En el marco del Día Nacional de la Conciencia Ambiental, un día dedicado a reflexionar sobre nuestro impacto en el medio ambiente, surge una reflexión aún más profunda en esta era digital. Cada actividad que realizamos, mediada por la tecnología, tiene un costo energético significativo que muchas veces no percibimos en su totalidad.
El incremento de nuestra interacción con la tecnología ha provocado un aumento considerable en la demanda mundial de energía. Un estudio reciente de la Agencia Internacional de Energía (IEA) predice que la demanda de electricidad aumentará a un ritmo acelerado en los próximos tres años, con un crecimiento promedio anual del 3.4% hasta 2026. Este incremento en el consumo energético está directamente relacionado con las emisiones de gases de efecto invernadero y el cambio climático.

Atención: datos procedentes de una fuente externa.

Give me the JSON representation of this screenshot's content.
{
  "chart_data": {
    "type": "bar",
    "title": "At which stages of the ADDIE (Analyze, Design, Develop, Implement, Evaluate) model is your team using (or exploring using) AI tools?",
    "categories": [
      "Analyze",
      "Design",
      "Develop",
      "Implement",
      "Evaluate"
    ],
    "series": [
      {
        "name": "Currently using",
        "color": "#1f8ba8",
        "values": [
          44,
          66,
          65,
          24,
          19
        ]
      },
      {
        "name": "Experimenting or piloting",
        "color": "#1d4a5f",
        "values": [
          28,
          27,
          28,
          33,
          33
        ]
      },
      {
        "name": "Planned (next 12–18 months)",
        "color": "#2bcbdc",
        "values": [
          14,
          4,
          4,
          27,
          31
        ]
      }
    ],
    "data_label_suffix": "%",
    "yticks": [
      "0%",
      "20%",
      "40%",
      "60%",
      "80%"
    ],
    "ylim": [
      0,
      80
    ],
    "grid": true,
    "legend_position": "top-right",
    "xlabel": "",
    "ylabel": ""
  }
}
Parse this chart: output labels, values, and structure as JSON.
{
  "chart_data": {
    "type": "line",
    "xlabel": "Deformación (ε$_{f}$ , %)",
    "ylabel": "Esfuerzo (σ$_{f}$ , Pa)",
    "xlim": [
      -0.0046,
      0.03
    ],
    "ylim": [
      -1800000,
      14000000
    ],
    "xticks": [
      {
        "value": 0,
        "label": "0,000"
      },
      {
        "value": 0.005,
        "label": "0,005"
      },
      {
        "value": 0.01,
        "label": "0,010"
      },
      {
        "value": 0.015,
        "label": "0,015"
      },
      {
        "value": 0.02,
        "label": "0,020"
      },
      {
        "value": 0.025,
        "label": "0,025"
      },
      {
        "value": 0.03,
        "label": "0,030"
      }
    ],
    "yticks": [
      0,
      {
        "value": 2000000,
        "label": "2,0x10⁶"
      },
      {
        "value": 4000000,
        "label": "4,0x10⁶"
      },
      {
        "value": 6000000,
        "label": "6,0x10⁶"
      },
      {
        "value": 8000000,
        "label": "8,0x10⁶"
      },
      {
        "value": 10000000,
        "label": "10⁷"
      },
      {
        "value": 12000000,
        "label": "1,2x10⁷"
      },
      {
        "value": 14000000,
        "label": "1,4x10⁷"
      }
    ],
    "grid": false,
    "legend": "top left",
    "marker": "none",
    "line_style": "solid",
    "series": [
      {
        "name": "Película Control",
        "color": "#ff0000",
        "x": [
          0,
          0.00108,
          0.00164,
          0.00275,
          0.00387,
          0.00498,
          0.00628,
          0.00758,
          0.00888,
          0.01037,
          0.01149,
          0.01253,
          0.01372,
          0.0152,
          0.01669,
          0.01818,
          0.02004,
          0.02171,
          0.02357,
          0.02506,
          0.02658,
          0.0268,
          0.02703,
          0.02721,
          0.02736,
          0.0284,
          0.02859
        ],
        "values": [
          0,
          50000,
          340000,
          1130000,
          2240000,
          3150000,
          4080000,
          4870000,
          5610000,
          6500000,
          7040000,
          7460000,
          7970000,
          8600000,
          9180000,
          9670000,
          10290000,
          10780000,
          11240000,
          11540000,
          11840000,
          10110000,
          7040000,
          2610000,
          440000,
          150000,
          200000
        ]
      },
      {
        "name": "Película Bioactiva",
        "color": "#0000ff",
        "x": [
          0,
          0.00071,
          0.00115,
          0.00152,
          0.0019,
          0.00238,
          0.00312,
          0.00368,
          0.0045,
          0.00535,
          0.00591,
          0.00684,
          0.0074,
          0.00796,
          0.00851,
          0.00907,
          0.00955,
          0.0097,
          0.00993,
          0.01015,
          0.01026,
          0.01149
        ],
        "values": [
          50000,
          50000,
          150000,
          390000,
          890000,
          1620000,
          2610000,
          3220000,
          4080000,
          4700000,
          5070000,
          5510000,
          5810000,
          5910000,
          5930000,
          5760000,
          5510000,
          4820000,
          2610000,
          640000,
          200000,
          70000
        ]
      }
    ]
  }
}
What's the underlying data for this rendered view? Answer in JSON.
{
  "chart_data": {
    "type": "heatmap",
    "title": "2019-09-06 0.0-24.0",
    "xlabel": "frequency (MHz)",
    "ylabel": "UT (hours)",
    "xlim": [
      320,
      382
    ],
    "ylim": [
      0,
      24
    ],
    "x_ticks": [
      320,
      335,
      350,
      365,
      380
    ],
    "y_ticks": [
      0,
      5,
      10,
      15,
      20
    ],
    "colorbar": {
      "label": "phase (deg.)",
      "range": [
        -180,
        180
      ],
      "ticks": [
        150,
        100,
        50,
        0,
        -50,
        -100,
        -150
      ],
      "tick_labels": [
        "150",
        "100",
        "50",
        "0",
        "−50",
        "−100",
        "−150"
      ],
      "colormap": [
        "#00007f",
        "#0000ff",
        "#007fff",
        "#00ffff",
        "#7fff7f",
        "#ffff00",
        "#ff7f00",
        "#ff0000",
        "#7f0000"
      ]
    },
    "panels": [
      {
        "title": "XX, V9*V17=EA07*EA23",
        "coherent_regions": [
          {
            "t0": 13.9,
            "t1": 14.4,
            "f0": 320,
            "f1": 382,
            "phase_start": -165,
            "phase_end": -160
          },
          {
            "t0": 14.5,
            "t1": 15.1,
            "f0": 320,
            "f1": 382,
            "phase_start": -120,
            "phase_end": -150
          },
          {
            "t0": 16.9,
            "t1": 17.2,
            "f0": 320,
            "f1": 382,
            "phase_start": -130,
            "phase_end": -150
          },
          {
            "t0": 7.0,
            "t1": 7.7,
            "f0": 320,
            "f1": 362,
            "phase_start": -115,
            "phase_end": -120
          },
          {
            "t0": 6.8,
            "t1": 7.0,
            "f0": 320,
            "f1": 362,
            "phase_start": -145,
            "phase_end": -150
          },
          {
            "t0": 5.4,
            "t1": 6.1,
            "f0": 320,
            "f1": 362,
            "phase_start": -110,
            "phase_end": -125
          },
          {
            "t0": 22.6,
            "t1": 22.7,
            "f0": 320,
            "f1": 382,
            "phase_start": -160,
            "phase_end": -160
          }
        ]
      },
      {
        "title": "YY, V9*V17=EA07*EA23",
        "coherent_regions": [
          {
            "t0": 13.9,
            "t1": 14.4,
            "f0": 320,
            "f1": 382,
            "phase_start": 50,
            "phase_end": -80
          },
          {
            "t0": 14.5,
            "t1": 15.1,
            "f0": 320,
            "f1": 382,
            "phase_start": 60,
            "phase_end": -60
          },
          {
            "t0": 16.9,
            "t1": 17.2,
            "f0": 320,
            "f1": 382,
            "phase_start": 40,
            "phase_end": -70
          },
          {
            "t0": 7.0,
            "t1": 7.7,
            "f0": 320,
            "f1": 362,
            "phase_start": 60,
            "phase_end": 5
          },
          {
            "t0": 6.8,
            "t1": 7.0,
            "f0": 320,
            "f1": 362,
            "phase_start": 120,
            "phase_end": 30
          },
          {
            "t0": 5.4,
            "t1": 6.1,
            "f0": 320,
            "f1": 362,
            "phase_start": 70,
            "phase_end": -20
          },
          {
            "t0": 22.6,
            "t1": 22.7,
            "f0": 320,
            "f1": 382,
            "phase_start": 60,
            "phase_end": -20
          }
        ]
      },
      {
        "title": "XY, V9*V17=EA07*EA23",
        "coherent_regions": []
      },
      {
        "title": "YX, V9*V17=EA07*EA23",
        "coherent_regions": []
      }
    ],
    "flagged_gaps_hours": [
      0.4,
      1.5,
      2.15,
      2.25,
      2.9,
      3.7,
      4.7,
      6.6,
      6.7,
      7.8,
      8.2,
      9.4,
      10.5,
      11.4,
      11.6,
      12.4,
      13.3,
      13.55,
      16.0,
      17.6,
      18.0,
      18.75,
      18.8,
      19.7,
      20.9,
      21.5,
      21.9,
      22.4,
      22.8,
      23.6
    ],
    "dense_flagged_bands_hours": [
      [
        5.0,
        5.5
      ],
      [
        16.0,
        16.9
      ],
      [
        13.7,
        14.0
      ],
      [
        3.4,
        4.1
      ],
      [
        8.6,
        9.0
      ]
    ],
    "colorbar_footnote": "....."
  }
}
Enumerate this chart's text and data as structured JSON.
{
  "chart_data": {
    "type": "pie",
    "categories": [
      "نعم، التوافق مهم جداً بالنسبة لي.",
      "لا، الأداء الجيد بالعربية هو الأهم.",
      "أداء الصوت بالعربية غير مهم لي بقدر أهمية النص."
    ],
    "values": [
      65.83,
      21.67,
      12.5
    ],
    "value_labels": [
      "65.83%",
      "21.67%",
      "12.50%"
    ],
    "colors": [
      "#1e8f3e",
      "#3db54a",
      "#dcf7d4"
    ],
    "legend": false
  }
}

El Impacto de la Tecnología en el Consumo Energético
«Aunque podemos pensar que el impacto negativo en el medio ambiente se limita a las grandes industrias, la realidad es que cada acción digital, desde una simple búsqueda en internet hasta el uso de inteligencia artificial (IA), requiere el funcionamiento de centros de datos y servidores que consumen energía para procesar y almacenar información», explica Nicolás Cánovas, Director General de AMD para América Latina.
Los centros de datos son importantes motores del crecimiento de la demanda eléctrica. Según el informe de la IEA, su consumo total para 2026 podría llegar a ser equivalente al gasto eléctrico de todo Japón. Por su parte, la IA se ha convertido en una herramienta esencial para diversas aplicaciones, pero su funcionamiento requiere un consumo energético significativo debido a los procesos complejos que implican el aprendizaje automático y las redes neuronales.
Innovación en Eficiencia Energética: Un Imperativo
Dado este escenario, es crucial optimizar el consumo de energía de los sistemas que soportan la IA. Un chip eficiente puede realizar tareas complejas con menor consumo energético, lo que no solo reduce la generación de electricidad, sino también los costos operativos para empresas y usuarios. En este sentido, la investigación continua en métodos de refrigeración también desempeña un papel importante para lograr un equilibrio entre buen rendimiento y sostenibilidad.
«En AMD, adoptamos un enfoque multifacético creando soluciones eficientes desde el punto de vista energético, abordando de forma integral el diseño para la optimización de la energía a través de la arquitectura, el embalaje, la conectividad y el software» – continúa Cánovas. «Esto nos permite ofrecer una amplia gama de soluciones que abarcan desde dispositivos y puntos finales hasta el Edge y la nube, líderes en cargas de trabajo de IA y cómputo adaptativo y de alto rendimiento.»
Innovar con Responsabilidad Ambiental
En conclusión, la innovación tecnológica debe centrarse no solo en alcanzar un rendimiento óptimo, sino también en hacerlo de manera sostenible, preservando los recursos naturales y minimizando los riesgos ambientales. «Estamos incorporando constantemente nuevas herramientas digitales en nuestras rutinas, por lo que hablar de cómo podemos impactar de forma sostenible en el medio ambiente ya no es solo cuestión de conciencia, sino una necesidad de actuar», finaliza Cánovas.